Easy answer, and the one I gave the interviewers at Sunnydale: I got bored. There's a lot of truth to that, actually; after seven years in one place, doing pretty much the same thing every day, I started to want something a little more complex and a little deeper. With ICU nursing, you learn a whole lot about five or six systems per patient. With acute care, your concerns are primarily with one system, and your knowledge of each patient is broader and shallower.
I was getting itchy, and getting bitchy as a result.

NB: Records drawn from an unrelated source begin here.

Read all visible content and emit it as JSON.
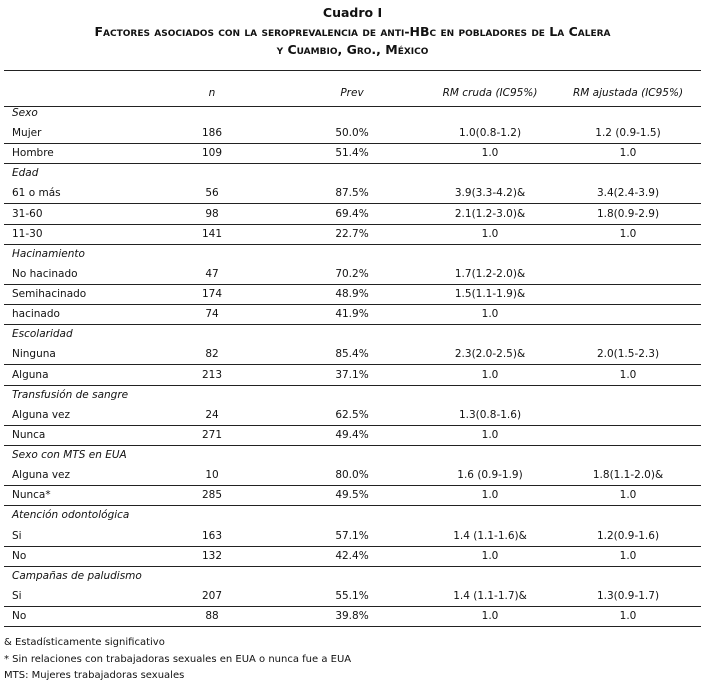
{
  "caption": "Cuadro I",
  "title_line1": "Factores asociados con la seroprevalencia de anti-HBc en pobladores de La Calera",
  "title_line2": "y Cuambio, Gro., México",
  "table": {
    "columns": [
      "n",
      "Prev",
      "RM cruda (IC95%)",
      "RM ajustada (IC95%)"
    ],
    "groups": [
      {
        "label": "Sexo",
        "rows": [
          [
            "Mujer",
            "186",
            "50.0%",
            "1.0(0.8-1.2)",
            "1.2 (0.9-1.5)"
          ],
          [
            "Hombre",
            "109",
            "51.4%",
            "1.0",
            "1.0"
          ]
        ]
      },
      {
        "label": "Edad",
        "rows": [
          [
            "61 o más",
            "56",
            "87.5%",
            "3.9(3.3-4.2)&",
            "3.4(2.4-3.9)"
          ],
          [
            "31-60",
            "98",
            "69.4%",
            "2.1(1.2-3.0)&",
            "1.8(0.9-2.9)"
          ],
          [
            "11-30",
            "141",
            "22.7%",
            "1.0",
            "1.0"
          ]
        ]
      },
      {
        "label": "Hacinamiento",
        "rows": [
          [
            "No hacinado",
            "47",
            "70.2%",
            "1.7(1.2-2.0)&",
            null
          ],
          [
            "Semihacinado",
            "174",
            "48.9%",
            "1.5(1.1-1.9)&",
            null
          ],
          [
            "hacinado",
            "74",
            "41.9%",
            "1.0",
            null
          ]
        ]
      },
      {
        "label": "Escolaridad",
        "rows": [
          [
            "Ninguna",
            "82",
            "85.4%",
            "2.3(2.0-2.5)&",
            "2.0(1.5-2.3)"
          ],
          [
            "Alguna",
            "213",
            "37.1%",
            "1.0",
            "1.0"
          ]
        ]
      },
      {
        "label": "Transfusión de sangre",
        "rows": [
          [
            "Alguna vez",
            "24",
            "62.5%",
            "1.3(0.8-1.6)",
            null
          ],
          [
            "Nunca",
            "271",
            "49.4%",
            "1.0",
            null
          ]
        ]
      },
      {
        "label": "Sexo con MTS en EUA",
        "rows": [
          [
            "Alguna vez",
            "10",
            "80.0%",
            "1.6 (0.9-1.9)",
            "1.8(1.1-2.0)&"
          ],
          [
            "Nunca*",
            "285",
            "49.5%",
            "1.0",
            "1.0"
          ]
        ]
      },
      {
        "label": "Atención odontológica",
        "rows": [
          [
            "Si",
            "163",
            "57.1%",
            "1.4 (1.1-1.6)&",
            "1.2(0.9-1.6)"
          ],
          [
            "No",
            "132",
            "42.4%",
            "1.0",
            "1.0"
          ]
        ]
      },
      {
        "label": "Campañas de paludismo",
        "rows": [
          [
            "Si",
            "207",
            "55.1%",
            "1.4 (1.1-1.7)&",
            "1.3(0.9-1.7)"
          ],
          [
            "No",
            "88",
            "39.8%",
            "1.0",
            "1.0"
          ]
        ]
      }
    ]
  },
  "footnotes": [
    "&   Estadísticamente significativo",
    "*   Sin relaciones con trabajadoras sexuales en EUA o nunca fue a EUA",
    "MTS: Mujeres trabajadoras sexuales"
  ]
}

One of the ICU nurses told me that she wished she'd made the switch from acute to critical care years before she did, that this was the most interesting, fulfilling job she'd ever done. I hope that's what it turns out to be like for me.
The other reason I'm switching is the management of the acute care floors. I've gotten tired of being everybody's spokesperson when they're unhappy, simply by virtue of my big mouth and relative skill with the language. The emphasis on "customer service" rather than "nursing care" was getting to me, as were some of the specific actions of the management on the acute care units. I decided it was better to leave than to have a heart attack...and no, I didn't tell the interviewers that.
I am going to miss the education aspect of the job. That's my big strength: translating medicalese into English in a non-threatening, understandable way. You don't get to do a whole lot of that with the patient when the patient is intubated, but I look forward to working with patients' families.
You'll still get your crazy patient stories. You'll get other stories, too: about what it's like to be a New Nurse with seven years of experience, about the differences in relationships with doctors between ICU and acute care, about my ginormous fuckups early on and later in. I'm not going anywhere.
It's going to be a slow summer, but one hell of a ride come October. Who's up for it with me?